Heat treaters of old were onto something heating and cooling in steps to reduce distortion. But salt processing may save the day!


Maybe our grandfathers had it right after all when it comes to controlling distortion in heat treating. Before there was X-ray defraction, Computational Fluid Dynamics (CFD), and microscopes, heat treaters of old knew that the way to reduce distortion in steel was to heat and cool in steps. And the most critical item they heat treated was their tools. I’m referring to salt bath heat treating. They knew that the only way to keep a straight tool straight was to heat it in multiple steps of increasing temperature salt pots followed by quenching in decreasing temperature salt. The major advantages of salt are high heat transfer and no vapor phase, the problematic initial segment when quenching into oil or water.
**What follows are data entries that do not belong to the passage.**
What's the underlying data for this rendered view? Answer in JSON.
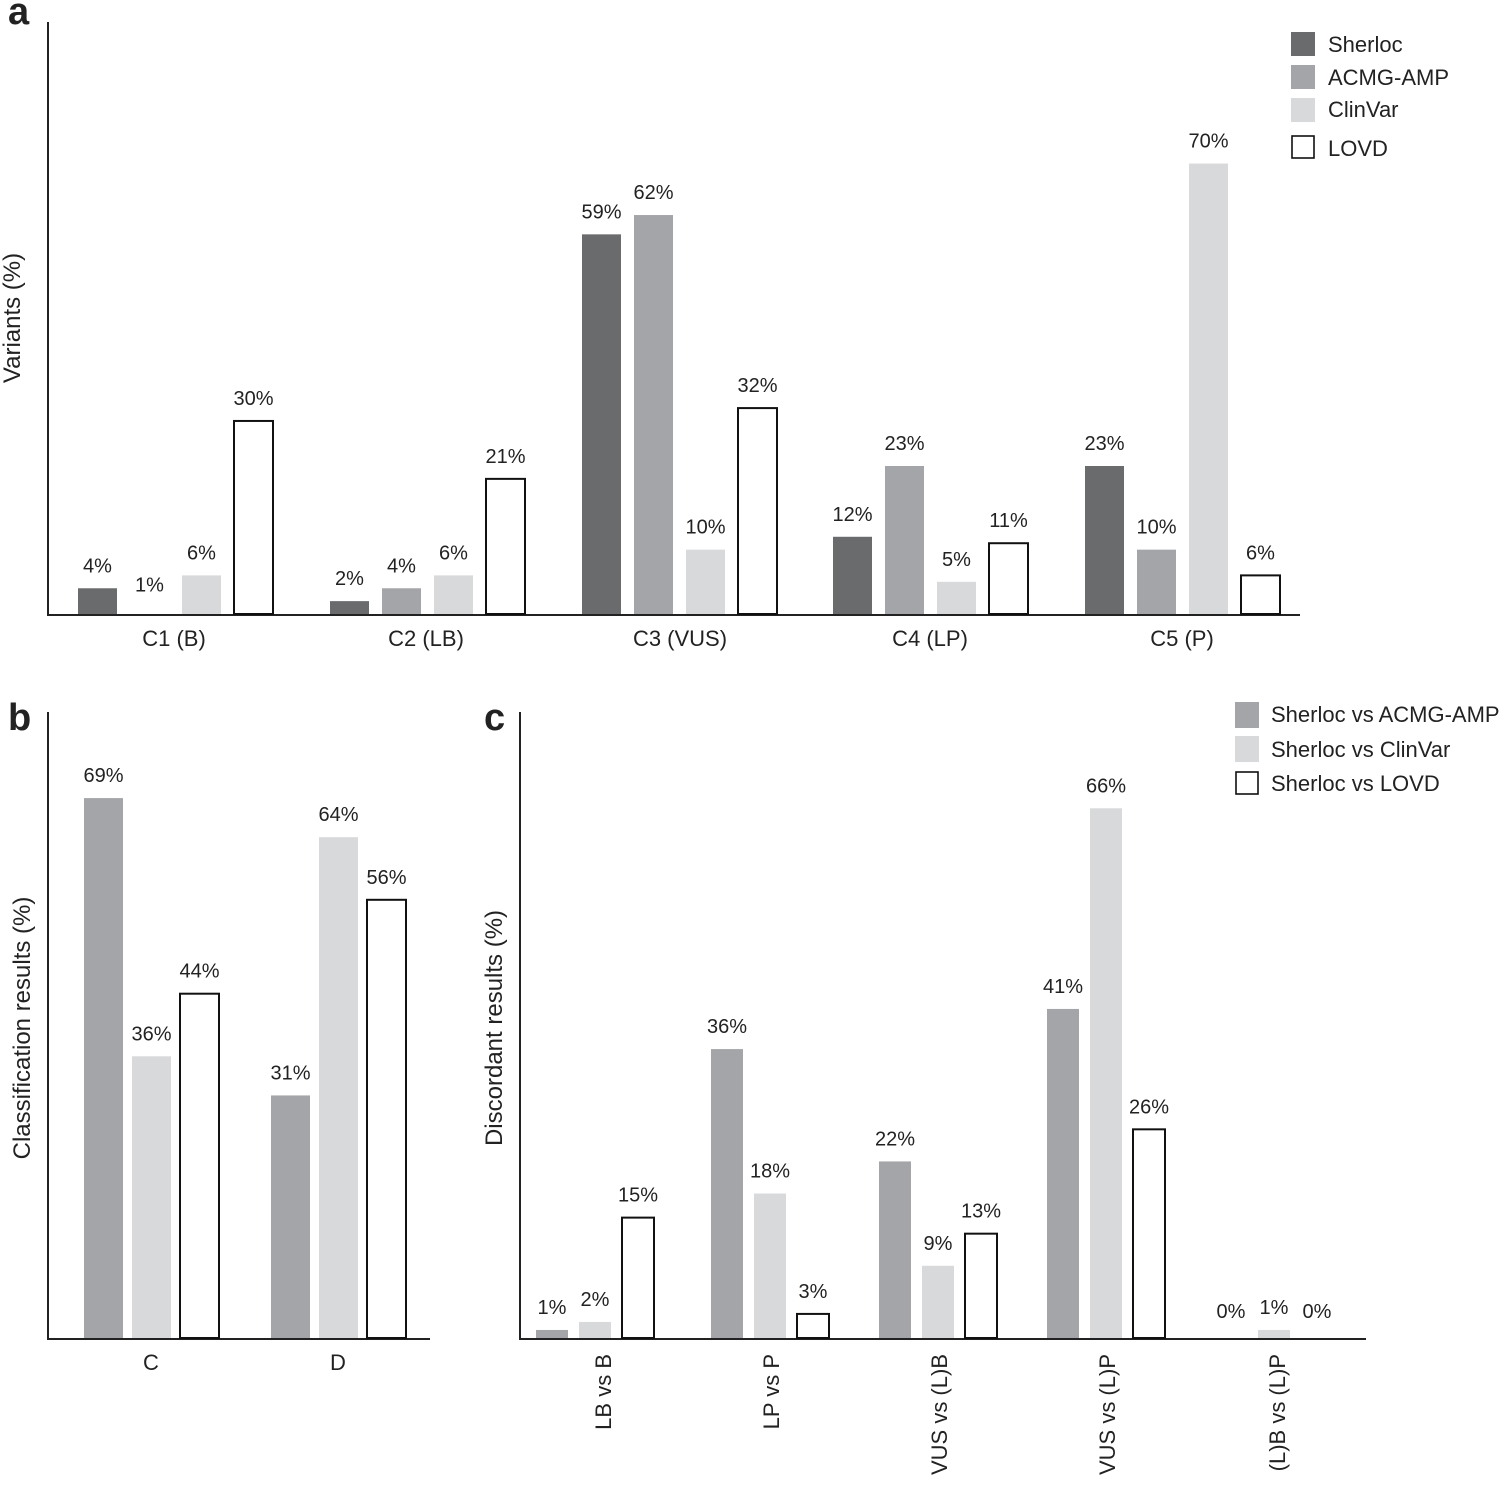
{
  "colors": {
    "dark": "#6a6b6d",
    "mid": "#a4a5a8",
    "light": "#d8d9db",
    "open": "#ffffff",
    "stroke": "#111111"
  },
  "chart_data": [
    {
      "panel": "a",
      "type": "bar",
      "ylabel": "Variants (%)",
      "ylim": [
        0,
        92
      ],
      "categories": [
        "C1 (B)",
        "C2 (LB)",
        "C3 (VUS)",
        "C4 (LP)",
        "C5 (P)"
      ],
      "series": [
        {
          "name": "Sherloc",
          "color": "dark",
          "values": [
            4,
            2,
            59,
            12,
            23
          ],
          "labels": [
            "4%",
            "2%",
            "59%",
            "12%",
            "23%"
          ]
        },
        {
          "name": "ACMG-AMP",
          "color": "mid",
          "values": [
            1,
            4,
            62,
            23,
            10
          ],
          "labels": [
            "1%",
            "4%",
            "62%",
            "23%",
            "10%"
          ]
        },
        {
          "name": "ClinVar",
          "color": "light",
          "values": [
            6,
            6,
            10,
            5,
            70
          ],
          "labels": [
            "6%",
            "6%",
            "10%",
            "5%",
            "70%"
          ]
        },
        {
          "name": "LOVD",
          "color": "open",
          "values": [
            30,
            21,
            32,
            11,
            6
          ],
          "labels": [
            "30%",
            "21%",
            "32%",
            "11%",
            "6%"
          ]
        }
      ],
      "hidden_bars": [
        [
          1,
          0
        ]
      ]
    },
    {
      "panel": "b",
      "type": "bar",
      "ylabel": "Classification results (%)",
      "ylim": [
        0,
        80
      ],
      "categories": [
        "C",
        "D"
      ],
      "series": [
        {
          "name": "Sherloc vs ACMG-AMP",
          "color": "mid",
          "values": [
            69,
            31
          ],
          "labels": [
            "69%",
            "31%"
          ]
        },
        {
          "name": "Sherloc vs ClinVar",
          "color": "light",
          "values": [
            36,
            64
          ],
          "labels": [
            "36%",
            "64%"
          ]
        },
        {
          "name": "Sherloc vs LOVD",
          "color": "open",
          "values": [
            44,
            56
          ],
          "labels": [
            "44%",
            "56%"
          ]
        }
      ],
      "hidden_bars": []
    },
    {
      "panel": "c",
      "type": "bar",
      "ylabel": "Discordant  results (%)",
      "ylim": [
        0,
        78
      ],
      "categories": [
        "LB vs B",
        "LP vs P",
        "VUS vs (L)B",
        "VUS vs (L)P",
        "(L)B vs (L)P"
      ],
      "series": [
        {
          "name": "Sherloc vs ACMG-AMP",
          "color": "mid",
          "values": [
            1,
            36,
            22,
            41,
            0
          ],
          "labels": [
            "1%",
            "36%",
            "22%",
            "41%",
            "0%"
          ]
        },
        {
          "name": "Sherloc vs ClinVar",
          "color": "light",
          "values": [
            2,
            18,
            9,
            66,
            1
          ],
          "labels": [
            "2%",
            "18%",
            "9%",
            "66%",
            "1%"
          ]
        },
        {
          "name": "Sherloc vs LOVD",
          "color": "open",
          "values": [
            15,
            3,
            13,
            26,
            0
          ],
          "labels": [
            "15%",
            "3%",
            "13%",
            "26%",
            "0%"
          ]
        }
      ],
      "hidden_bars": [
        [
          0,
          4
        ],
        [
          2,
          4
        ]
      ]
    }
  ]
}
Through experimentation they found that by quenching in salt at a temperature just above the martensite start point (Ms) the transition to martensite in a complex part could be controlled, resulting in the ability to predict the dimensional change. Since no vapor phase can cause dissimilar cooling rates in gears, for example, the gear shape can be maintained even though the entire part’s volume will grow slightly from the formation of martensite; in heat treating the “Holy Grail” is predictability from part to part and load to load. It’s safe to say that a huge portion of the improvements over the millennia to furnace design and computerized control of the process is designed to reduce the variation between heat treated parts.

When people think of heat treating, and especially hardening, distortion is the parameter they fear most. Carburizing is easy compared to predicting how a part, especially one that has teeth or a spline, will react when quenched.

With the resurgence of the automotive industry worldwide, and the emphasis on mileage improvement especially in the U.S., transmissions—or, more precisely, the gears within them—are attracting a lot of attention. Just last month the new Corporate Average Fuel Economy standard demands that manufacturers deliver a fleet average of 54.5 miles per gallon by 2025; that’s only 13 years away. Obviously the engine has a great deal to do with attaining that number, but unless the engine torque can be transmitted efficiently to the car’s wheels it won’t happen. And how many electric cars will be on the road by then? I have a 77-mile one way commute to work, so an electric car will not work for me unless battery technology improves big time. By then I hope my commute is to the golf course and back.

I’ve written about LPC and high pressure gas quenching (HPGQ) as the “new” method of reducing distortion when quenching gears. I’ve also explained that vacuum heat treating was thought to be the new technology that could simulate the salt bath process, but it’s not that easy. Heating in steps is not difficult, but step cooling is if you’re looking for precise control. The problem when gas cooling, even at 20 bar in helium, is uniform heat transfer from part to gas, and that’s where salt has no equal. Why? Because it’s a liquid with no vapor phase.

Case in point: A few years ago when troubleshooting a distortion issue with a special truck ring gear the run-out specification was not conforming, even though the spline taper and back face flatness were within spec. Helium pressures were changed, and reducing the number of parts in the load helped some, but then production suffered and didn’t completely solve the problem. I suggested an interrupted quench to simulate the salt process. Gears by design have a keyway or spline, and either way the bore diameter must be maintained; you can’t grind the ID. The problem here was the run-out to inspect the contact area between the drive pinion and gear. If the load force between the pinion and gear is not precisely located on the tooth profile, uneven wear leads to premature failure, excess noise, and bearing wear.

By observing the load during the quench at 20 bar through the view port of the quench chamber I was able to estimate the time it took for the teeth to turn black, probably more like 950°F, while the teeth roots were still deep red at about 1250°F to 1300°F. From that data I drew a cooling curve on the TTT diagram for the steel and located the time to reach a point about 50°F above the Ms point for the teeth PD. I instructed the engineers to turn off the cooling fans at that time for about 10 seconds, just enough time I felt to allow the teeth and root area to equalize, and then enable the fans again. The result? Problem solved. Gear load production went from 12 to 25, and all conforming to the run-out spec.

Experience with salt processing saved the day. If no other way works, salt does, and cost effectively. The high pressure quench chamber by itself today would cost in excess of $1,000,000. High pressure gas quenching can work, but it is no match for press quenching. And if the transmission load is within limits, nitriding is the best since no oil is required.